It’s common throughout the world that women are either limited in their participation in sports or banned from the concept entirely. But one would think that in a progressive, Western society like the United States there would be a bit more equality and inclusion. I’m here to report that this is still only an ideal in our country rather than a reality.
As with many aspects of society, this separation and exclusion starts young. As a child I was ushered into dance and gymnastics, feminized sports if people even desired to call them sports. My brother and my male counterparts however were encouraged to partake in baseball, basketball, football, and soccer. I “rebelled” at the age of 8 and joined the recreational soccer league. I could choose to play on an all girls team or a co-ed team. I was all for playing with boys and girls, since in the fourth grade I played with people of all genders on the playground, but my parents told me that the co-ed teams would play too rough for my poor girly sensitivities. “They’re too aggressive,” mumsy told me. “You’re liable to get hurt.” If any of you know me, you know I’m not simply the type of broad to stand off to the side and let people walk all over me. Well I was even more aggressive as a child.
When my parents segregated me from male players, I think I lost a bit of my aggressiveness. I became more introverted and hesitant. I no longer went after everything I wanted and I held my tongue when I otherwise would have spoken. It’s hard to prove that this one decision made by my parents when I was in fourth grade had that much of an influence on me, but part of me thinks that it was a large factor in my personality shift. Sure, increasing social pressures and school changes compounded with this to make me more timid, but maybe if I had be allowed the opportunity to compete with boys, see them as my equals and match or exceed their aggressiveness, I would have been more equipped to handle the new pressures of middle school and junior high.
Even when women are allowed participation in sports such as basketball and soccer, they have separate leagues and are often encouraged to exaggerate their feminine sides to compensate for their masculine behaviors. Danica Patrick, a female race car driver, is an exceptional professional in what would be considered a masculine sport. But most coverage of her focuses on her appearance, so much to the point that she no longer resembles a driver. The bikinis she’s photographed in make her out to be more of a silly fan girl than the athletes that inspire the silly fan girls.

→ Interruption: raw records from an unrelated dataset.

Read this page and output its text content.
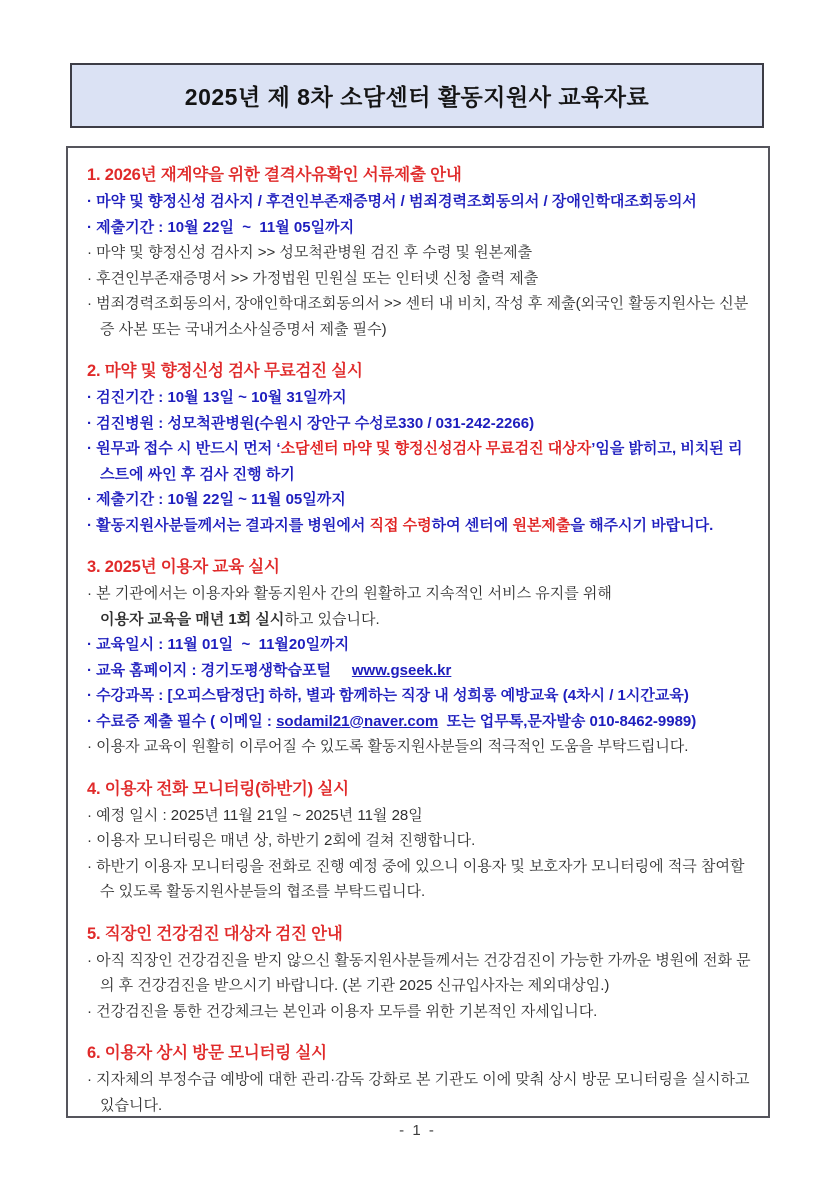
2025년 제 8차 소담센터 활동지원사 교육자료
1. 2026년 재계약을 위한 결격사유확인 서류제출 안내
· 마약 및 향정신성 검사지 / 후견인부존재증명서 / 범죄경력조회동의서 / 장애인학대조회동의서
· 제출기간 : 10월 22일  ~  11월 05일까지
· 마약 및 향정신성 검사지 >> 성모척관병원 검진 후 수령 및 원본제출
· 후견인부존재증명서 >> 가정법원 민원실 또는 인터넷 신청 출력 제출
· 범죄경력조회동의서, 장애인학대조회동의서 >> 센터 내 비치, 작성 후 제출(외국인 활동지원사는 신분증 사본 또는 국내거소사실증명서 제출 필수)
2. 마약 및 향정신성 검사 무료검진 실시
· 검진기간 : 10월 13일 ~ 10월 31일까지
· 검진병원 : 성모척관병원(수원시 장안구 수성로330 / 031-242-2266)
· 원무과 접수 시 반드시 먼저 ‘소담센터 마약 및 향정신성검사 무료검진 대상자’임을 밝히고, 비치된 리스트에 싸인 후 검사 진행 하기
· 제출기간 : 10월 22일 ~ 11월 05일까지
· 활동지원사분들께서는 결과지를 병원에서 직접 수령하여 센터에 원본제출을 해주시기 바랍니다.
3. 2025년 이용자 교육 실시
· 본 기관에서는 이용자와 활동지원사 간의 원활하고 지속적인 서비스 유지를 위해
이용자 교육을 매년 1회 실시하고 있습니다.
· 교육일시 : 11월 01일  ~  11월20일까지
· 교육 홈페이지 : 경기도평생학습포털     www.gseek.kr
· 수강과목 : [오피스탐정단] 하하, 별과 함께하는 직장 내 성희롱 예방교육 (4차시 / 1시간교육)
· 수료증 제출 필수 ( 이메일 : sodamil21@naver.com  또는 업무톡,문자발송 010-8462-9989)
· 이용자 교육이 원활히 이루어질 수 있도록 활동지원사분들의 적극적인 도움을 부탁드립니다.
4. 이용자 전화 모니터링(하반기) 실시
· 예정 일시 : 2025년 11월 21일 ~ 2025년 11월 28일
· 이용자 모니터링은 매년 상, 하반기 2회에 걸쳐 진행합니다.
· 하반기 이용자 모니터링을 전화로 진행 예정 중에 있으니 이용자 및 보호자가 모니터링에 적극 참여할 수 있도록 활동지원사분들의 협조를 부탁드립니다.
5. 직장인 건강검진 대상자 검진 안내
· 아직 직장인 건강검진을 받지 않으신 활동지원사분들께서는 건강검진이 가능한 가까운 병원에 전화 문의 후 건강검진을 받으시기 바랍니다. (본 기관 2025 신규입사자는 제외대상임.)
· 건강검진을 통한 건강체크는 본인과 이용자 모두를 위한 기본적인 자세입니다.
6. 이용자 상시 방문 모니터링 실시
· 지자체의 부정수급 예방에 대한 관리·감독 강화로 본 기관도 이에 맞춰 상시 방문 모니터링을 실시하고 있습니다.
- 1 -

It seems that women’s options in terms of sports are few. They can participate in feminized sports, which most people don’t think of as sports such as cheerleading and ice skating, or they can join a women’s league of a masculine sport and have to choose between over-exaggerating their femininity for others’ sake or risk the media labeling them as butch lesbians. Luckily I’ve regained my confidence and some of my aggressiveness that is necessary to take control of my life. But many girls growing up in this kind of double standard society may not be so fortunate. If women are told that their best is still not equivalent to any man, they’re going to start believing it. It’s a shame to prematurely shut down half of the population’s innovative potential because society believes women shouldn’t dirty their hands.